不細工なあたし
力強くそう言った早紀の瞳はまっすぐで、真剣。
きっと早紀の言葉は本心なんだろう。
その真剣さに少しだけ心がグラついたけど、あたしは首を横に振った。
「…とにかく。あたしはこのままでいいの。どうしてもしろっていうなら、行かないから」
「えぇー…」
早紀はまだ何か言いたげだったが、やがて観念したように息を吐いた。
「…わかった。行ってくれるだけありがたいんだもんね。ここは我慢する…」
「うん、ありがとう」
「じゃあ1時間後に迎えに来るから、準備しておいて。さすがに部屋着から着替えるくらいはしてくれるんでしょ?」
「仕方ないわね」
「うん…。そのスウェットで現れたらいくらなんでもひかれるからね」
いくらあたしだって、部屋着で出られるのはアパートのすぐ隣のゴミ捨て場くらいのもんである。

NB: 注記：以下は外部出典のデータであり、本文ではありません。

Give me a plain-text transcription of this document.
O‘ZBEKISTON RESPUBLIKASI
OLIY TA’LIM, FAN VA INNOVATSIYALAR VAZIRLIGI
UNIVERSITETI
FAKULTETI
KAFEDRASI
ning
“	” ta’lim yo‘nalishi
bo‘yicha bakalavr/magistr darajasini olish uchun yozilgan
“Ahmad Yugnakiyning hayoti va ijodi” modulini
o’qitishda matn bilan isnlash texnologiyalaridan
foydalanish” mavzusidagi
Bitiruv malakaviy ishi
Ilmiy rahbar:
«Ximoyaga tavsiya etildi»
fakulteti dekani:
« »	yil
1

早紀ははあ、とため息を吐き、あたしの部屋から出て行った。
ここはあたしのアパートの部屋で、早紀は同じアパートの、あたしよりひとつ上の階に住んでいるのだ。
「……さて、と」
とりあえず、クローゼットを開けた。
ひらひらな服は似合わない自信があるので、あるのはカジュアルで色も地味なものばかり。
本当は、ピンクも水色もオレンジも大好きだけど、見苦しいのはよろしくない。
そう思って、無難な黒や茶色に走ってしまうんだ。